March 2024: Letters to the Editor

Record-setting sons and founding fathers


This article is taken from the March 2024 issue of The Critic. To get the full magazine why not subscribe? Right now we’re offering five issues for just £10.

Record-setting sons

Patrick Kidd (THIS SPORTING LIFE, FEBRUARY) writes with his customary sagacity about teenage sporting sensations and the difficulty so many of them have in sustaining early promise.

He mentions Vinod Kambli who at 16 was discussed in the same breath as his schoolboy contemporary, Sachin Tendulkar, but whose initially promising Test career was over within three years. Then again, Kambli still has India’s highest test match average (54). So not a total fail.

But might space be found here to recall another Indian cricket prodigy, Pranav Prashant Dhanawade?

In 2015, when he was 15 and playing in an inter-school tournament, Dhanawade set the record for the highest-ever score in a single innings in a recognised match, swatting 1,009 runs. His school declared on an also record-breaking 1,465 for 3.

Their opponents replied limply with innings of 31 and 52. Hopefully, rather than feel embarrassed, they have learned to dine out on their role in helping history be made.

Overnight, Dhanawade went from being the teenage son of a rickshaw driver to an international sensation. His state government paid for his subsequent education and cricket coaching.

But the high expectation was a hindrance as much as a help. “Every time I walked out to bat, I used to feel the pressure and that on occasions got the better of me. It became difficult for me as I lost focus at times and played a loose shot,” he admitted in 2021.

By then, Covid lockdowns had denied him — and countless other up-and-coming cricketers at the formative period of their development — two seasons of trials. By 2022, he was playing for Northwick Cricket Club in Cheshire. Age 23, his sights are still set on proving he was not a “one-knock wonder” and playing for India. But of this there is, as yet, no sign.

Dhanawade beat the record which had lasted for 116 years, set in 1899 by A.E.J. (Arthur) Collins, a 13-year-old playing in an inter-house match at Clifton College.

Crowds accumulated along with his profusion of boundaries over the course of his four days at the crease and prompted a report in The Times . He notched up 628 not out.

Aged 16, Collins joined the Royal Military Academy, Woolwich (for whom he scored a century against Sandhurst) and played at Lord’s for the Royal Engineers.
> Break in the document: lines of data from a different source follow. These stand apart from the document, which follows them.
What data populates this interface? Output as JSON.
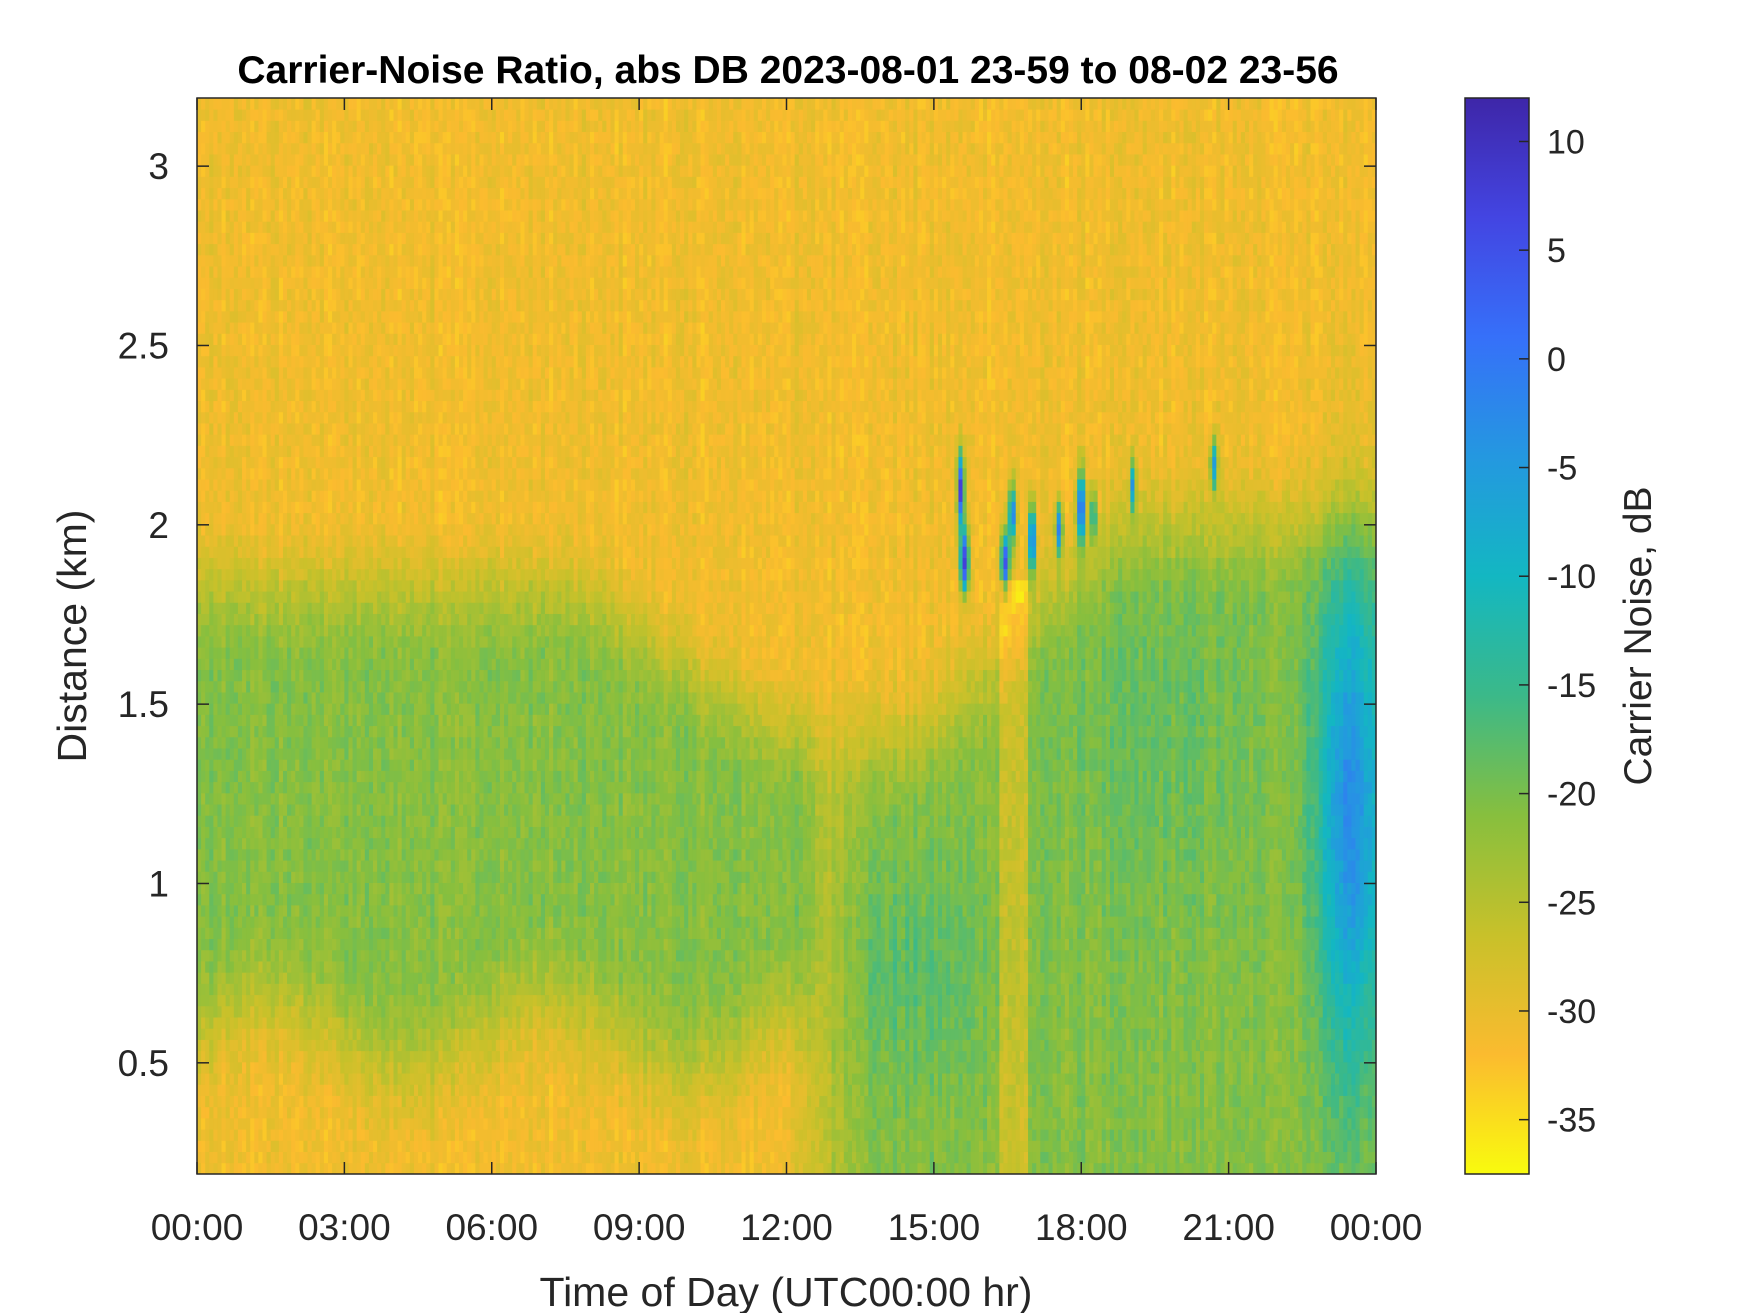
{
  "chart_data": {
    "type": "heatmap",
    "title": "Carrier-Noise Ratio, abs DB 2023-08-01 23-59 to 08-02 23-56",
    "xlabel": "Time of Day (UTC00:00 hr)",
    "ylabel": "Distance (km)",
    "xlim": [
      0,
      24
    ],
    "ylim": [
      0.19,
      3.19
    ],
    "x_ticks": [
      {
        "value": 0,
        "label": "00:00"
      },
      {
        "value": 3,
        "label": "03:00"
      },
      {
        "value": 6,
        "label": "06:00"
      },
      {
        "value": 9,
        "label": "09:00"
      },
      {
        "value": 12,
        "label": "12:00"
      },
      {
        "value": 15,
        "label": "15:00"
      },
      {
        "value": 18,
        "label": "18:00"
      },
      {
        "value": 21,
        "label": "21:00"
      },
      {
        "value": 24,
        "label": "00:00"
      }
    ],
    "y_ticks": [
      {
        "value": 0.5,
        "label": "0.5"
      },
      {
        "value": 1,
        "label": "1"
      },
      {
        "value": 1.5,
        "label": "1.5"
      },
      {
        "value": 2,
        "label": "2"
      },
      {
        "value": 2.5,
        "label": "2.5"
      },
      {
        "value": 3,
        "label": "3"
      }
    ],
    "colorbar": {
      "label": "Carrier Noise, dB",
      "range": [
        -37.5,
        12.0
      ],
      "ticks": [
        {
          "value": 10,
          "label": "10"
        },
        {
          "value": 5,
          "label": "5"
        },
        {
          "value": 0,
          "label": "0"
        },
        {
          "value": -5,
          "label": "-5"
        },
        {
          "value": -10,
          "label": "-10"
        },
        {
          "value": -15,
          "label": "-15"
        },
        {
          "value": -20,
          "label": "-20"
        },
        {
          "value": -25,
          "label": "-25"
        },
        {
          "value": -30,
          "label": "-30"
        },
        {
          "value": -35,
          "label": "-35"
        }
      ],
      "colormap": "parula",
      "colors_low_to_high": [
        "#f9fb0e",
        "#fbbb2f",
        "#c8c12a",
        "#87bf3e",
        "#3bb989",
        "#13b7c2",
        "#2498e0",
        "#3670f9",
        "#4345e2",
        "#3e26a8"
      ]
    },
    "background_level": -31,
    "grid": false,
    "features": [
      {
        "name": "low_layer_0_12h",
        "x_range": [
          0,
          12.5
        ],
        "y_range": [
          0.5,
          2.0
        ],
        "peak_value": -20
      },
      {
        "name": "afternoon_mixing_layer",
        "x_range": [
          12,
          23
        ],
        "y_range": [
          0.19,
          2.3
        ],
        "peak_value": -18
      },
      {
        "name": "late_evening_column",
        "x_range": [
          22.9,
          24
        ],
        "y_range": [
          0.3,
          1.9
        ],
        "peak_value": -13
      },
      {
        "name": "cloud_returns",
        "x_range": [
          15.5,
          20.8
        ],
        "y_range": [
          1.8,
          2.25
        ],
        "peak_value": 10
      }
    ]
  }
}
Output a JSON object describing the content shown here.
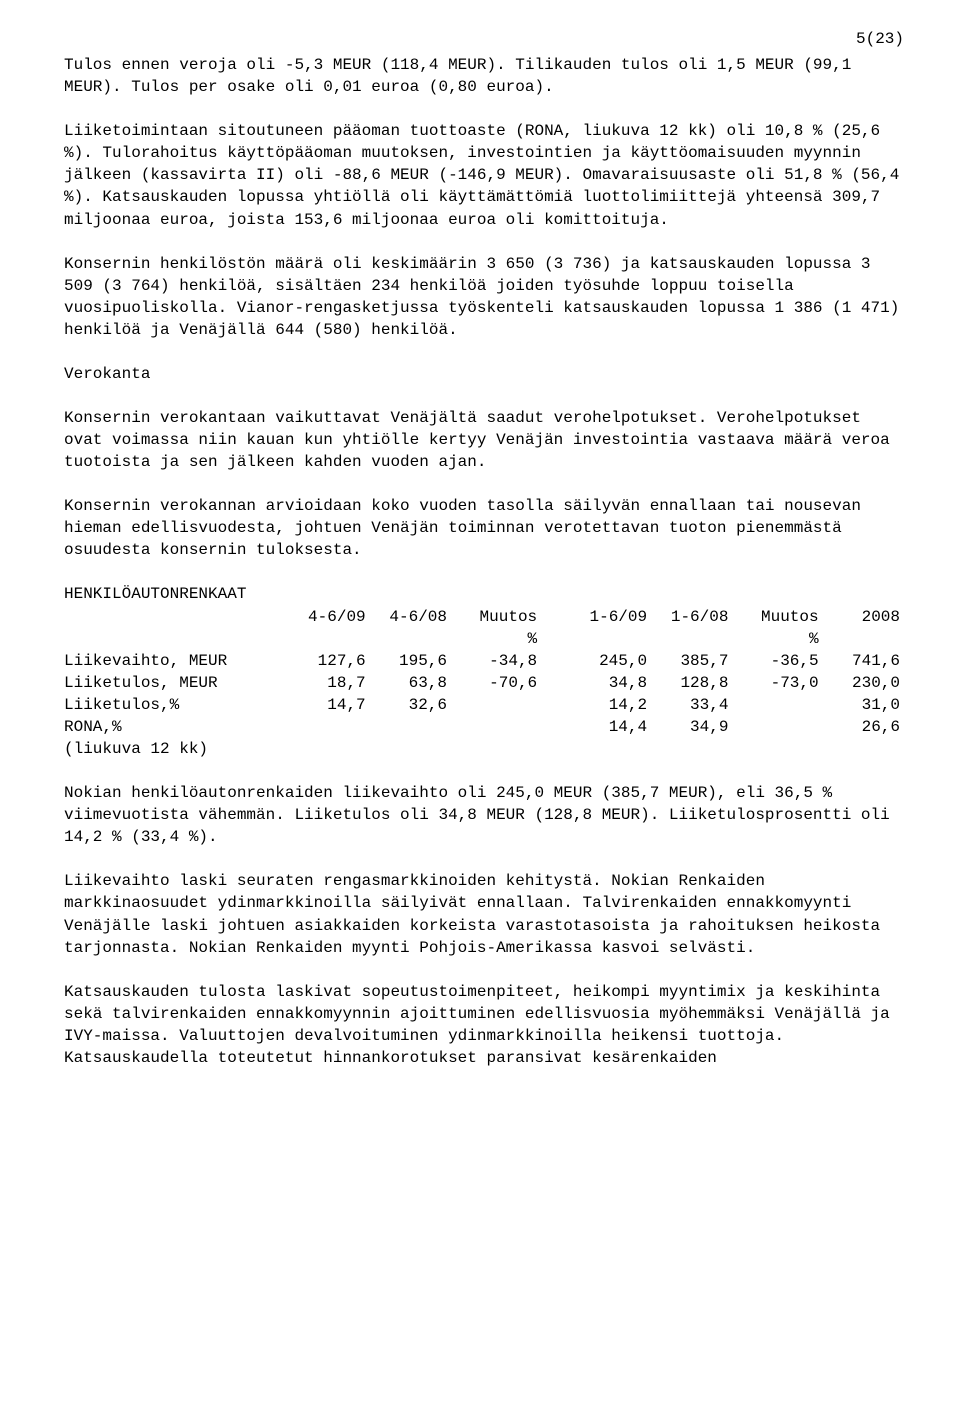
{
  "page_number": "5(23)",
  "p1": "Tulos ennen veroja oli -5,3 MEUR (118,4 MEUR). Tilikauden tulos oli 1,5 MEUR (99,1 MEUR). Tulos per osake oli 0,01 euroa (0,80 euroa).",
  "p2": "Liiketoimintaan sitoutuneen pääoman tuottoaste (RONA, liukuva 12 kk) oli 10,8 % (25,6 %). Tulorahoitus käyttöpääoman muutoksen, investointien ja käyttöomaisuuden myynnin jälkeen (kassavirta II) oli -88,6 MEUR (-146,9 MEUR). Omavaraisuusaste oli 51,8 % (56,4 %). Katsauskauden lopussa yhtiöllä oli käyttämättömiä luottolimiittejä yhteensä 309,7 miljoonaa euroa, joista 153,6 miljoonaa euroa oli komittoituja.",
  "p3": "Konsernin henkilöstön määrä oli keskimäärin 3 650 (3 736) ja katsauskauden lopussa 3 509 (3 764) henkilöä, sisältäen 234 henkilöä joiden työsuhde loppuu toisella vuosipuoliskolla. Vianor-rengasketjussa työskenteli katsauskauden lopussa 1 386 (1 471) henkilöä ja Venäjällä 644 (580) henkilöä.",
  "h_verokanta": "Verokanta",
  "p4": "Konsernin verokantaan vaikuttavat Venäjältä saadut verohelpotukset. Verohelpotukset ovat voimassa niin kauan kun yhtiölle kertyy Venäjän investointia vastaava määrä veroa tuotoista ja sen jälkeen kahden vuoden ajan.",
  "p5": "Konsernin verokannan arvioidaan koko vuoden tasolla säilyvän ennallaan tai nousevan hieman edellisvuodesta, johtuen Venäjän toiminnan verotettavan tuoton pienemmästä osuudesta konsernin tuloksesta.",
  "h_table": "HENKILÖAUTONRENKAAT",
  "table": {
    "headers": {
      "c1": "",
      "c2": "4-6/09",
      "c3": "4-6/08",
      "c4": "Muutos",
      "c4b": "%",
      "c5": "1-6/09",
      "c6": "1-6/08",
      "c7": "Muutos",
      "c7b": "%",
      "c8": "2008"
    },
    "rows": [
      {
        "label": "Liikevaihto, MEUR",
        "a": "127,6",
        "b": "195,6",
        "c": "-34,8",
        "d": "245,0",
        "e": "385,7",
        "f": "-36,5",
        "g": "741,6"
      },
      {
        "label": "Liiketulos, MEUR",
        "a": "18,7",
        "b": "63,8",
        "c": "-70,6",
        "d": "34,8",
        "e": "128,8",
        "f": "-73,0",
        "g": "230,0"
      },
      {
        "label": "Liiketulos,%",
        "a": "14,7",
        "b": "32,6",
        "c": "",
        "d": "14,2",
        "e": "33,4",
        "f": "",
        "g": "31,0"
      },
      {
        "label": "RONA,%",
        "a": "",
        "b": "",
        "c": "",
        "d": "14,4",
        "e": "34,9",
        "f": "",
        "g": "26,6"
      }
    ],
    "footer": "(liukuva 12 kk)"
  },
  "p6": "Nokian henkilöautonrenkaiden liikevaihto oli 245,0 MEUR (385,7 MEUR), eli 36,5 % viimevuotista vähemmän. Liiketulos oli 34,8 MEUR (128,8 MEUR). Liiketulosprosentti oli 14,2 % (33,4 %).",
  "p7": "Liikevaihto laski seuraten rengasmarkkinoiden kehitystä. Nokian Renkaiden markkinaosuudet ydinmarkkinoilla säilyivät ennallaan. Talvirenkaiden ennakkomyynti Venäjälle laski johtuen asiakkaiden korkeista varastotasoista ja rahoituksen heikosta tarjonnasta. Nokian Renkaiden myynti Pohjois-Amerikassa kasvoi selvästi.",
  "p8": "Katsauskauden tulosta laskivat sopeutustoimenpiteet, heikompi myyntimix ja keskihinta sekä talvirenkaiden ennakkomyynnin ajoittuminen edellisvuosia myöhemmäksi Venäjällä ja IVY-maissa. Valuuttojen devalvoituminen ydinmarkkinoilla heikensi tuottoja. Katsauskaudella toteutetut hinnankorotukset paransivat kesärenkaiden"
}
His army career, however, took precedence. Mentioned in despatches, he was killed at the First Battle of Ypres on 11 November 1914.

Jeremy Barnett

Art for ale’s sake

I read with interest the article by Simone Hanna regarding the state of British pubs (THE SAD DECLINE OF LONDON PUBS ONLINE). I would agree that in older times, perhaps pre-Covid, pubs were more occupied and more likely to stay open until advertised closing times.

But now with increased prices of over £6 a pint fewer people are inclined to part with that kind of money. Gone are the times when offices cleared out at 5pm and the first call was “pub anyone?”

In Greenwich I have tried to buck that trend by doing my bit to breathe new life into my local boozer, the Duke of Greenwich, in the form of a cartoon exhibition. This has increased the footfall in the pub and now means an establishment that came out of the pandemic with empty walls has a new impetus and identity.

They now want to book more artists for their walls and have introduced an extended opening timetable to boot with an actual “happy hour”. Maybe it’s time to give pubs a new lease of life through art?

Pete Songi

Founding Father

I enjoyed Andrea Valentino’s article on Episcopalians in the USA (PREACHING TO AN EVER-DWINDLING CHOIR, FEBRUARY). A big problem must surely be the USA’s foundation myth of having been somehow created by English Protestants — the Mayflower, the Pilgrim Fathers etc.

How many Episcopalians, and how many Brits, can give the name of the oldest city in the USA? It is not in Virginia, Massachusetts or even Maryland.

The oldest city now in the USA is St Augustine, Florida, founded in 1565 by the Spanish admiral Pedro Menéndez de Avilés, many years before the arrival of Protestants from England.